The dean handed Wade rubber gloves, a smock, and a toilet brush. “Tools of the trade, my boy.”
“It’s fun work, Wade.” Besser smiled. “As you’ll soon see.”
Wade took the “tools.” Then the dean turned to Besser and said, “I’m afraid there’s been a mishap on the second floor. It seems an entire bank of toilets became…clogged simultaneously, and they overflowed. Ghastly mess, and quite malodorous.”
“I’m sure Wade will be pleased to take care of it.”
“And remember,” the dean added, “honest work, Wade.” Then he threw his head back and laughed, disappearing down the hall.
“No time like the present, eh?” Besser said. “You will clean every toilet in this building, every day, and you will also mop every bathroom floor and scour every sink. And you know what they say, don’t you? A job not done right isn’t worth doing at all.”
“Oh, is that what they say?” Wade remarked. One day I’ll clean these toilets with your fat face. Now, that’s worth doing.
“I’ll be in my office should you need me. Have fun, Wade.”
Wade simmered. But as Besser turned to leave, Wade noticed something. Did Besser have a pendant around his neck? It looked like a black amulet on a black string. It looked like a cross.
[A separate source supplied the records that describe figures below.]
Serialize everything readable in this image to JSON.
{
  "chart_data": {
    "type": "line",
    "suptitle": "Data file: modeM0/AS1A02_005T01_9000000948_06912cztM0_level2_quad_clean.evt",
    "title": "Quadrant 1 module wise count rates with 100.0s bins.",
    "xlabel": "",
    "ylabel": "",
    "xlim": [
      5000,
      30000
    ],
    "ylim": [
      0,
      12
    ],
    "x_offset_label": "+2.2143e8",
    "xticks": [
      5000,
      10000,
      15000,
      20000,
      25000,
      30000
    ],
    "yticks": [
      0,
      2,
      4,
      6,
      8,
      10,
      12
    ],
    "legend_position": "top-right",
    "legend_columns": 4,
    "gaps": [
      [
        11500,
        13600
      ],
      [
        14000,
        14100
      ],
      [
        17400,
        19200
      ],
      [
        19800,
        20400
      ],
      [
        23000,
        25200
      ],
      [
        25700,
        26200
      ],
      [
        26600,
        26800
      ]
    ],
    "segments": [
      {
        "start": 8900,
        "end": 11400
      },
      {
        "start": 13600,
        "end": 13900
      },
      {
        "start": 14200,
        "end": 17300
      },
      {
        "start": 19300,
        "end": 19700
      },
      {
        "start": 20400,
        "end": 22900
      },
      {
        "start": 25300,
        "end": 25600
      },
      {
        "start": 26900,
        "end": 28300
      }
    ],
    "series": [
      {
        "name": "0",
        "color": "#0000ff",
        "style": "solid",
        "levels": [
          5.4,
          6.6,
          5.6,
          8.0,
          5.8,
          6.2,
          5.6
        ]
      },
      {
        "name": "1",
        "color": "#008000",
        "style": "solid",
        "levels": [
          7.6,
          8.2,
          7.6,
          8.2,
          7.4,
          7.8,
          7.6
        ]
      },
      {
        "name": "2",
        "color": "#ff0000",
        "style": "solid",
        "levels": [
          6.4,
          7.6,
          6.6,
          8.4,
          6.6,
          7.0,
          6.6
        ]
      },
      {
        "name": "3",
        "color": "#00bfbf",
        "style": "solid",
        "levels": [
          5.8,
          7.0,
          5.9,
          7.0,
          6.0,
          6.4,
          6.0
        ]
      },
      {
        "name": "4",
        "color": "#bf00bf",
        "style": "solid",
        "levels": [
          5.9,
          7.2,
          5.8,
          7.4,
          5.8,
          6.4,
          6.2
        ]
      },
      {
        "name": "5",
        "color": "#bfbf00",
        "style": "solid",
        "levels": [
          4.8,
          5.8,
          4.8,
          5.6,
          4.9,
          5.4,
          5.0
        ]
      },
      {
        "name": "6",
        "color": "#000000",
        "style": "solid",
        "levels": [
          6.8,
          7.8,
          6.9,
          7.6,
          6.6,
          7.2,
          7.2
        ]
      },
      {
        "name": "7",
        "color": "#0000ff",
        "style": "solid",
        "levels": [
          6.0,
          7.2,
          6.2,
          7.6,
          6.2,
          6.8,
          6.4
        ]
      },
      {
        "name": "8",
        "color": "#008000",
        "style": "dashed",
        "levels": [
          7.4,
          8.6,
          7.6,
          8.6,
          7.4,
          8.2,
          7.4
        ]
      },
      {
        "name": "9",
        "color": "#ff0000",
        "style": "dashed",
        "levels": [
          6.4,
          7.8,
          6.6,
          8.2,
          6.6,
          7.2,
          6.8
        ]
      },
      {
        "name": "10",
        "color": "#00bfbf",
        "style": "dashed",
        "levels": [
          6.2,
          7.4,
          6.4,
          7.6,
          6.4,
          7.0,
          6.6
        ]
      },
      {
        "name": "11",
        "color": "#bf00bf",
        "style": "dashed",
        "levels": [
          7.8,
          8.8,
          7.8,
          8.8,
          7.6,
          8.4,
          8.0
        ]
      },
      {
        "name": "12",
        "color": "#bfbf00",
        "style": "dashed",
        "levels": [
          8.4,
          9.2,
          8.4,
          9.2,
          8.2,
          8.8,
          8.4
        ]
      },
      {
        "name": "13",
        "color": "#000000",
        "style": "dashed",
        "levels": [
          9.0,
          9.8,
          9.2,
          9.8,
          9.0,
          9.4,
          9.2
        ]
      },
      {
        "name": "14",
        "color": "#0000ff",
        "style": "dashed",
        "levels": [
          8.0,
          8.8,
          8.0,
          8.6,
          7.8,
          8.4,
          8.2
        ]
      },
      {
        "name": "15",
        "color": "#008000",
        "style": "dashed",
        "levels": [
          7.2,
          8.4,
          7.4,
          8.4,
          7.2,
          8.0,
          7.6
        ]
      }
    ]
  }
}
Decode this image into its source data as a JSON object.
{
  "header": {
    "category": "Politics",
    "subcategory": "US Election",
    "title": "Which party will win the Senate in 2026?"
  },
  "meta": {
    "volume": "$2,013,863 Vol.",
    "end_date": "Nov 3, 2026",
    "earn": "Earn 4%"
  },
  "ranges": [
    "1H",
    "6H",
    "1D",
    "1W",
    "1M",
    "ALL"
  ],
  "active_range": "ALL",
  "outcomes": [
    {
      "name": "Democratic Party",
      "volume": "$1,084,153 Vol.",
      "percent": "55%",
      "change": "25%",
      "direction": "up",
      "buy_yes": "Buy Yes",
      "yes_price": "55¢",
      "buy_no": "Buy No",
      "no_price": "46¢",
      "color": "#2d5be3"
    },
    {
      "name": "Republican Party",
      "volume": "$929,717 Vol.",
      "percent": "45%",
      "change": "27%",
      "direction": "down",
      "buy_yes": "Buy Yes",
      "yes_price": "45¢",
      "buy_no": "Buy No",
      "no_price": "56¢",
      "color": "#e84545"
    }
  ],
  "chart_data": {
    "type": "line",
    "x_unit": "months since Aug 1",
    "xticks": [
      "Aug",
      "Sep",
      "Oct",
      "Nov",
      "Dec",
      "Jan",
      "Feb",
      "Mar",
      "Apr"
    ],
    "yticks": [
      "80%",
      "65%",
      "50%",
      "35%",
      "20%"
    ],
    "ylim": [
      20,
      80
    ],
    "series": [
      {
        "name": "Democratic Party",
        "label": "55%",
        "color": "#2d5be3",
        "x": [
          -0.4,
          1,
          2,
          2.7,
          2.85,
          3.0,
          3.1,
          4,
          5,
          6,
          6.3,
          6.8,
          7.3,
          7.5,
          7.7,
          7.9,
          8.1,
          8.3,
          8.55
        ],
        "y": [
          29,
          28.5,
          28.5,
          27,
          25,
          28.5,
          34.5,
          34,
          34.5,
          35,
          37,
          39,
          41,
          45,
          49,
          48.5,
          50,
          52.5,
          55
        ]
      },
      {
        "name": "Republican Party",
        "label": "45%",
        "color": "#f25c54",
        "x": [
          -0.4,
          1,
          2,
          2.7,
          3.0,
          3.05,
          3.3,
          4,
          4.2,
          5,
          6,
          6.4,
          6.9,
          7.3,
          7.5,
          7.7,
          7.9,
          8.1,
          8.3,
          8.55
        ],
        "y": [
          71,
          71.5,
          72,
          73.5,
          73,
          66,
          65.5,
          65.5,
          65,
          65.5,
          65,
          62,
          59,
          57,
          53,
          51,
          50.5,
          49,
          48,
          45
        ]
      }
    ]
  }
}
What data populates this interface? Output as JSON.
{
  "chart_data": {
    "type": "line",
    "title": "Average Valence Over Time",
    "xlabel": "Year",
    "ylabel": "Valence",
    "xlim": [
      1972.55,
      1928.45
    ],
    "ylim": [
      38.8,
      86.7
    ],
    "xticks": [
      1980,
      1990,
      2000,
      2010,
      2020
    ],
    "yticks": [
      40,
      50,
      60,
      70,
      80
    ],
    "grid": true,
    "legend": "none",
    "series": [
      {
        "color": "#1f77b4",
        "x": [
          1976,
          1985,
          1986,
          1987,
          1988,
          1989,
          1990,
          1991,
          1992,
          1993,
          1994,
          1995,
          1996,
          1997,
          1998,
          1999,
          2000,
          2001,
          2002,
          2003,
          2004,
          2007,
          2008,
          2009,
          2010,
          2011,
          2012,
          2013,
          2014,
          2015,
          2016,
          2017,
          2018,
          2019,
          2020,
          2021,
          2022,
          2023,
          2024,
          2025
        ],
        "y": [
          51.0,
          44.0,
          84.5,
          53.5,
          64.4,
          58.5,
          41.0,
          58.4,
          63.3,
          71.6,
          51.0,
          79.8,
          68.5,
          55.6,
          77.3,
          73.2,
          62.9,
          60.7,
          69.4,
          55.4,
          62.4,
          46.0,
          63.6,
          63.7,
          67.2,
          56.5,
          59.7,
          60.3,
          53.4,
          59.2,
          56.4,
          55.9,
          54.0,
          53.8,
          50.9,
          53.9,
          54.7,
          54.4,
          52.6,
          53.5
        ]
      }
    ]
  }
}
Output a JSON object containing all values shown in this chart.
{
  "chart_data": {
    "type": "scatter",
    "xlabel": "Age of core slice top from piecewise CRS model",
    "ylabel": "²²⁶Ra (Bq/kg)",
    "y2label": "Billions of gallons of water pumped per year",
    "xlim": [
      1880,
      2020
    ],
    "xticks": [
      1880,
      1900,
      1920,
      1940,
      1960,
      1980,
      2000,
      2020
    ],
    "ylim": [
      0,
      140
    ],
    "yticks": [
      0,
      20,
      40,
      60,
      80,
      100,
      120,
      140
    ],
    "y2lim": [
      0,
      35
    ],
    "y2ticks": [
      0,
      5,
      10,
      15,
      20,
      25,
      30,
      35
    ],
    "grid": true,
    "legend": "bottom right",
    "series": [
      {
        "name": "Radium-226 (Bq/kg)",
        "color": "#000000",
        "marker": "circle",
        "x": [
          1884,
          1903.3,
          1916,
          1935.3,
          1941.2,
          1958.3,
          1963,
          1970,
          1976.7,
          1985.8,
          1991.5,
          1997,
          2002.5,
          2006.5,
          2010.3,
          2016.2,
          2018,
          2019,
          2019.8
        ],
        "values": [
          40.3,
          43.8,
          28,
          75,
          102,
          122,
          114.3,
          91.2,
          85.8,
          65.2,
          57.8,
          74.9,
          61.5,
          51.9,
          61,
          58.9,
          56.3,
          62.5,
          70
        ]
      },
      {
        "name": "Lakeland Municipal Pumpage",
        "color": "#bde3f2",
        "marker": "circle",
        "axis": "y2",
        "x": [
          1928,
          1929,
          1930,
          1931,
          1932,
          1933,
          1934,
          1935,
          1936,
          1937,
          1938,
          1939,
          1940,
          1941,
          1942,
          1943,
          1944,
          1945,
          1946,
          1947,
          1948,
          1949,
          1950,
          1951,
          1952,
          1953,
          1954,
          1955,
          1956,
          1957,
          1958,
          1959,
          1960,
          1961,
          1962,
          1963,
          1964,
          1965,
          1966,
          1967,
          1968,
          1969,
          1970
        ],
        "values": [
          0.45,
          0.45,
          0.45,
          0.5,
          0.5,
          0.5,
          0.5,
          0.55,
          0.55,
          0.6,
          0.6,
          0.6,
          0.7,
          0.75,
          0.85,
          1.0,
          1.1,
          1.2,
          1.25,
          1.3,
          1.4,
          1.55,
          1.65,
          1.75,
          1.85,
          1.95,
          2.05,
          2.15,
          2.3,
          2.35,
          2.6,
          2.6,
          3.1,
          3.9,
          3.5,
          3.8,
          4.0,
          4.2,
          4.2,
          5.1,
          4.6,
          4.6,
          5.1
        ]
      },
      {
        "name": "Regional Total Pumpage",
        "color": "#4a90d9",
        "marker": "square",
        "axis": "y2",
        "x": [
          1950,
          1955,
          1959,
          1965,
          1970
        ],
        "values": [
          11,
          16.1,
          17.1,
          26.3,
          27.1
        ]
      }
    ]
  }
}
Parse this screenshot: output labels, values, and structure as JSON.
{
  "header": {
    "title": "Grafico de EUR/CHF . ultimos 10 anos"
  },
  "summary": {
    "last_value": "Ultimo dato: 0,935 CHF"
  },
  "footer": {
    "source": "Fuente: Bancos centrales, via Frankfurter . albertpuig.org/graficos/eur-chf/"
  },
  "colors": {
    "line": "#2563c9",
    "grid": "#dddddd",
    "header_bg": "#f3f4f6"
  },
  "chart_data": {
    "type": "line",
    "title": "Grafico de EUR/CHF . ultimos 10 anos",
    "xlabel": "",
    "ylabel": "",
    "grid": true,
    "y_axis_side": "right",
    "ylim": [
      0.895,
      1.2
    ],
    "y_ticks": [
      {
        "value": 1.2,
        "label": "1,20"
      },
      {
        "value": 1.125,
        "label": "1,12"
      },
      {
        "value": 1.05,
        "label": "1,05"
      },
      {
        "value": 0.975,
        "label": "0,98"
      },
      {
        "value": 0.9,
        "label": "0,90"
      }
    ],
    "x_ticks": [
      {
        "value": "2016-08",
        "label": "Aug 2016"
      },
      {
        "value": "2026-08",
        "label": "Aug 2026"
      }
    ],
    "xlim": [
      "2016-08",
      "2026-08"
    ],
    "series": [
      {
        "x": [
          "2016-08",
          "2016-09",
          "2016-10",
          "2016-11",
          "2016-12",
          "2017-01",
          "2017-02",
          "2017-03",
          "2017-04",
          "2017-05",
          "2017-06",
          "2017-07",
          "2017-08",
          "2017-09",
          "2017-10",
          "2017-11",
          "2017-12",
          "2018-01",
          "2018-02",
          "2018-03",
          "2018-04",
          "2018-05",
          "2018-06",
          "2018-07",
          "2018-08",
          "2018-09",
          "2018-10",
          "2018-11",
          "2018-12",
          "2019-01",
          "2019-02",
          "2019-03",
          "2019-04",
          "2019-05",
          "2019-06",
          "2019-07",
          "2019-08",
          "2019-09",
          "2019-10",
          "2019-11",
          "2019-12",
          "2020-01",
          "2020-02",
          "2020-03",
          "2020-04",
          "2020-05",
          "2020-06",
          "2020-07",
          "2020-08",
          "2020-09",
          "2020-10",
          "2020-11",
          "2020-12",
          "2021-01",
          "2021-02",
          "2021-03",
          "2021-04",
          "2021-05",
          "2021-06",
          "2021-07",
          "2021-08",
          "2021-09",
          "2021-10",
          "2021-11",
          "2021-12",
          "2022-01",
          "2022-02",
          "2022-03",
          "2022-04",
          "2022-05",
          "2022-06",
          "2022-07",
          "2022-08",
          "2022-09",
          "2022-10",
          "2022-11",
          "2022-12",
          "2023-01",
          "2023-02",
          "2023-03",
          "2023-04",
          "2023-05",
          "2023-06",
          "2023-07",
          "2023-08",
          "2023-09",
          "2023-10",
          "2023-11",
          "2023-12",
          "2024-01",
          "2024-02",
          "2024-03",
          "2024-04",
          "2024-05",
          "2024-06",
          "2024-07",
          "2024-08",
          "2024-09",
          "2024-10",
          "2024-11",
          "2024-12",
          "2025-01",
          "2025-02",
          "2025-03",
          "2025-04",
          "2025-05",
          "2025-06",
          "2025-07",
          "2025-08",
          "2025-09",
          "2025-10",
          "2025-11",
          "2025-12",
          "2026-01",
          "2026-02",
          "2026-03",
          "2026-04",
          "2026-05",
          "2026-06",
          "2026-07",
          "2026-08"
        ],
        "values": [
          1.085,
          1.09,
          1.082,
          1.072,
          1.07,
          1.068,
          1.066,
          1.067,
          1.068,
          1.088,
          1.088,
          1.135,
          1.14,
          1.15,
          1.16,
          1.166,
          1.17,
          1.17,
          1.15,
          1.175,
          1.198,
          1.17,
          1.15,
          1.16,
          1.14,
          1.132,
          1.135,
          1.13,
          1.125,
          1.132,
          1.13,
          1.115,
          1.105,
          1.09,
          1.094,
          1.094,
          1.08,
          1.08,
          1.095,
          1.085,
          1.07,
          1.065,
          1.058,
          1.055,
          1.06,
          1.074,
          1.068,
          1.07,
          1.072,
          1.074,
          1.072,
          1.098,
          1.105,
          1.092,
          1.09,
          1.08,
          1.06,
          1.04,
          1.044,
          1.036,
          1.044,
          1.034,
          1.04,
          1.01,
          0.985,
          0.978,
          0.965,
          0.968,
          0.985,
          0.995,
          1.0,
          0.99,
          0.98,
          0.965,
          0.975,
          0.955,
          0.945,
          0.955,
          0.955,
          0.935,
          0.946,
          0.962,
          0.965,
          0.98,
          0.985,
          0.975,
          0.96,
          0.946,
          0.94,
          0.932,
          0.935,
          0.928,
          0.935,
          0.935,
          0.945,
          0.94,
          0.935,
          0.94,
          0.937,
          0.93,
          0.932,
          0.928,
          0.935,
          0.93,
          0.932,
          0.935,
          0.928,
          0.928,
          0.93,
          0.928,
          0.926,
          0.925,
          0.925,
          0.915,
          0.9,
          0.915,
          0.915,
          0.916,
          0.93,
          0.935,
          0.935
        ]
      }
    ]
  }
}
But Besser was an atheist, like all college professors. Why wear a cross?
“Professor? Is that a cross you’re wearing?”
Besser didn’t answer. Instead he looked back with an unfocused gleam in his eye. Even more peculiar was what he said next. “Great things may await you, Wade. The most wondrous things.”
“Huh?”
Almost dreamily, Besser walked away. And that was odd too. He strode off in a quickened limp, like a man, perhaps, who’d been recently shot in the buttocks.